Citation:  Pp. 232-232 in Total Maximum Daily Load (TMDL) Environmental Regulations–II Proceedings of the 8-12 November 2003 Conference (Albuquerque, New Mexico USA), Publication Date 8 November 2003.  .(doi:10.13031/2013.15564)
Authors:   D.A. White and K.W. King

A 4500 sq.km watershed in western Ohio (USA) was modelled using SWAT (v 2000) to understand the variation in stressors that induce super-enrichment of waterbodies from nutrients. The watershed is composed primarily of a large number of animal feeding operations (incorporates a county with the second highest number of operations in Ohio), and intense rowcrop agriculture of corn/soybean with mixtures of perennial grasses and winter wheat. The watershed is listed in Section 303(d) and TMDL load allocations were made to assign responsibility of target restoration to various sectors of stakeholders. The SWAT model was calibrated to three long-term USGS flow gauges situated in the watershed and showed very reasonable matching to observed data.

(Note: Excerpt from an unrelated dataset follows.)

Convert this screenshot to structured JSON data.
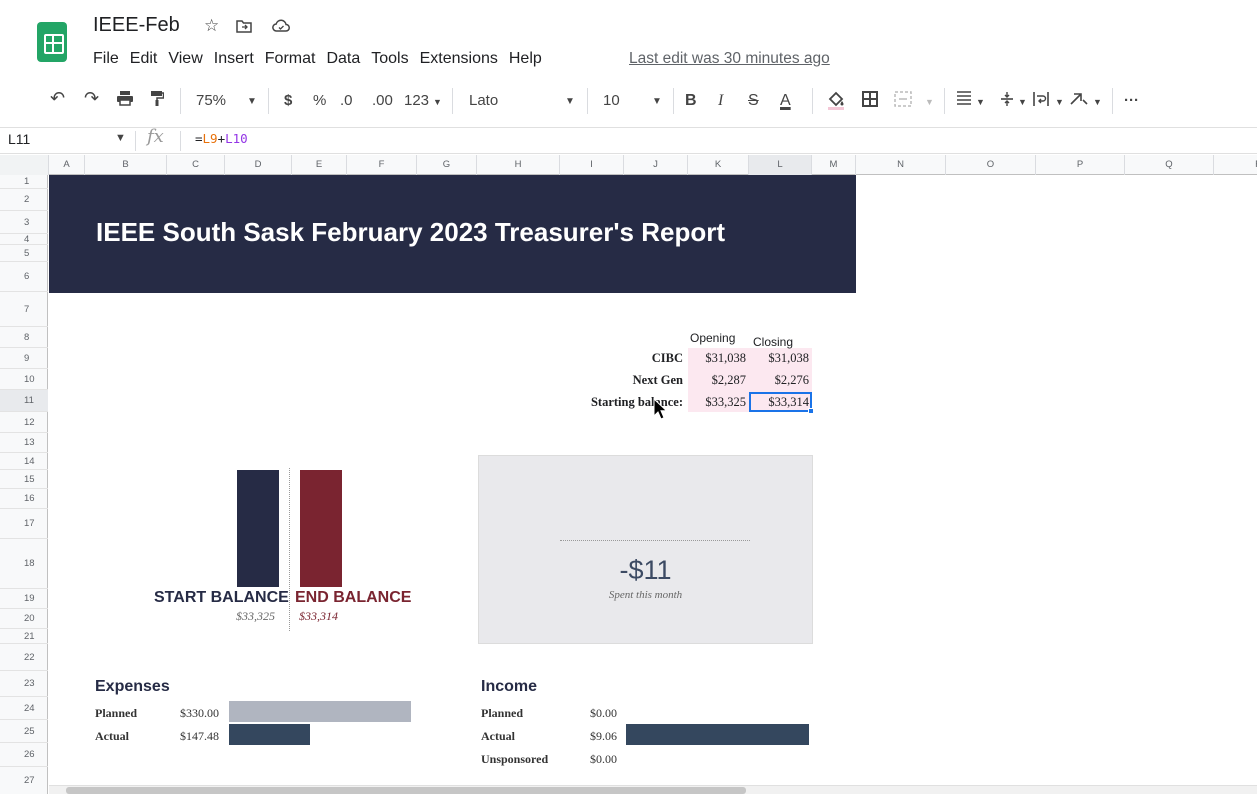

The project demonstrates the following aspects of TMDLs and water quality modeling:

1)the use of SWAT for TMDL load allocation and methods of assignment of loads in Ohio's TMDL program;

2)complex water quality modeling and interaction with watershed stakeholders; and,

3)model performance of SWAT when compared to observed long-term flow, regularly spaced (in time) water chemistry samples, and irregularly spaced (in time) but widely distributed (in space) water chemistry samples.